Another serious problem was the proprietary nature of these systems. This made it nearly impossible to move an application from one IVR vendor platform to another. This culture of "platform lock-in" tended to put the equipment, application development, and deployment costs into a range where only the largest call centers could afford to consider sophisticated IVR services.
1.1.2 Emerging voice services
As the IVR platforms evolved, businesses increasingly incorporated this sort of technology with their customer relationship management (CRM) efforts. This trend can be understood if you consider:
Since the 1980s almost every business has implemented its information system using computers.
While the popularity of Internet as a way for customers to interact with businesses exploded in the 1990s, call center services remained of paramount importance. Consider that there are at least three times as many phone users worldwide as PC users.
If services that are appearing on the Web, such as information retrieval, stock quotes, product purchases, transactions, booking, bidding, and brokering, can be performed over the phone with the same ease and reliability, then interacting with the phone through voice is clearly the simplest interface it requires no software downloads to the handset!
Also, as devices become smaller with increasing chip-technology densities, display and keypad real estate is being constrained in size. Voice-based interfaces offer a solution.
Unfortunately, not all applications are well suited for voice interfaces. Large documents and multiple views are some of the features that are difficult to achieve with voice. On the other hand, there are certain tasks that voice is better suited for, such as, saying the name of the restaurant you are looking for rather than typing it in. The challenge is to make new applications that utilize voice dialogs.
As of the writing of this book we see the rapid growth of the voice-service industry. Most airlines, banks, shipping companies, and other time-sensitive businesses provide some sort of automated telephone support or information service. In addition, new breeds of services are emerging, such as "voice portals" which provide a service analogous to that of a Web portal. Also, natural dialog systems are starting to make inroads into the area of customer support. The fact that these services are accessible from wired phones, mobile phones, and other emerging wireless devices makes them ubiquitous.
1.1.3 Enabling technologies
While IVR technology has evolved slowly over the past couple of decades, the voice-application world has seen accelerated growth, mostly due to the coming of age of some core enabling technologies. These include:
Automatic Speech Recognition (ASR)
In the past couple of years improvements in speech-recognition algorithms combined with the explosion in available computing power have made speech recognition a realistic deployable technology. Early problems with speech recognition including speaker dependence and small vocabularies have largely been solved.

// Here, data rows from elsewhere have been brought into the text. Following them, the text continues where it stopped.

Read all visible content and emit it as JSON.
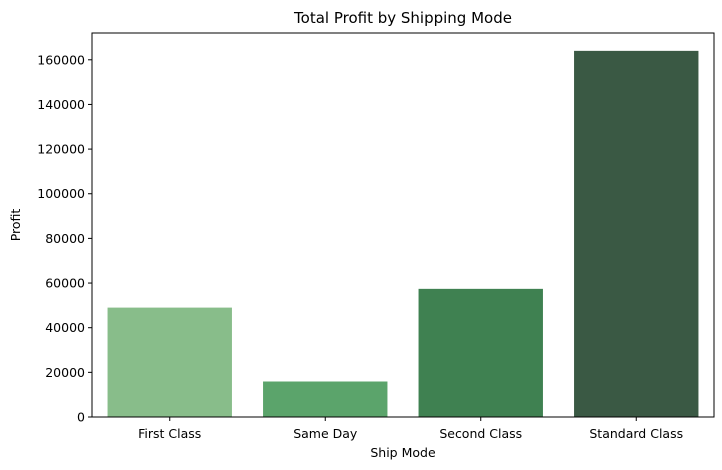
{
  "chart_data": {
    "type": "bar",
    "title": "Total Profit by Shipping Mode",
    "xlabel": "Ship Mode",
    "ylabel": "Profit",
    "categories": [
      "First Class",
      "Same Day",
      "Second Class",
      "Standard Class"
    ],
    "values": [
      49000,
      15900,
      57400,
      164000
    ],
    "colors": [
      "#88bd8a",
      "#5ba46b",
      "#3f8151",
      "#3a5944"
    ],
    "ylim": [
      0,
      172000
    ],
    "yticks": [
      0,
      20000,
      40000,
      60000,
      80000,
      100000,
      120000,
      140000,
      160000
    ],
    "ytick_labels": [
      "0",
      "20000",
      "40000",
      "60000",
      "80000",
      "100000",
      "120000",
      "140000",
      "160000"
    ],
    "grid": false,
    "legend": "none"
  }
}
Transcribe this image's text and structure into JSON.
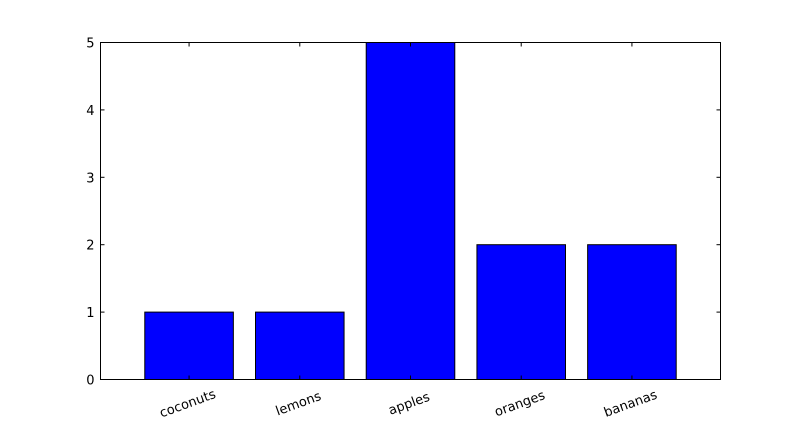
{
  "chart_data": {
    "type": "bar",
    "categories": [
      "coconuts",
      "lemons",
      "apples",
      "oranges",
      "bananas"
    ],
    "values": [
      1,
      1,
      5,
      2,
      2
    ],
    "title": "",
    "xlabel": "",
    "ylabel": "",
    "ylim": [
      0,
      5
    ],
    "yticks": [
      0,
      1,
      2,
      3,
      4,
      5
    ],
    "grid": false,
    "bar_color": "#0000ff",
    "bar_edge_color": "#000000"
  }
}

Just as the technology for recognizing human speech has taken a quantum leap, so has the technology for synthesizing human speech. TTS technologies now sound much more life-like increasing their understandability and their acceptance with a mass-consumer market. The emergence of TTS technologies has enabled the development of much more dynamic voice applications because, unlike traditional IVR applications where every audio response must be pre-recorded, a TTS system can generate speech responses on the fly.
Enterprise Software Integration Technologies
The birth of the Web ushered in a whole new breed of flexible scalable enterprise application servers. This has allowed business logic to be more easily accessible over network connections facilitating the integration of voice systems with back-end data system.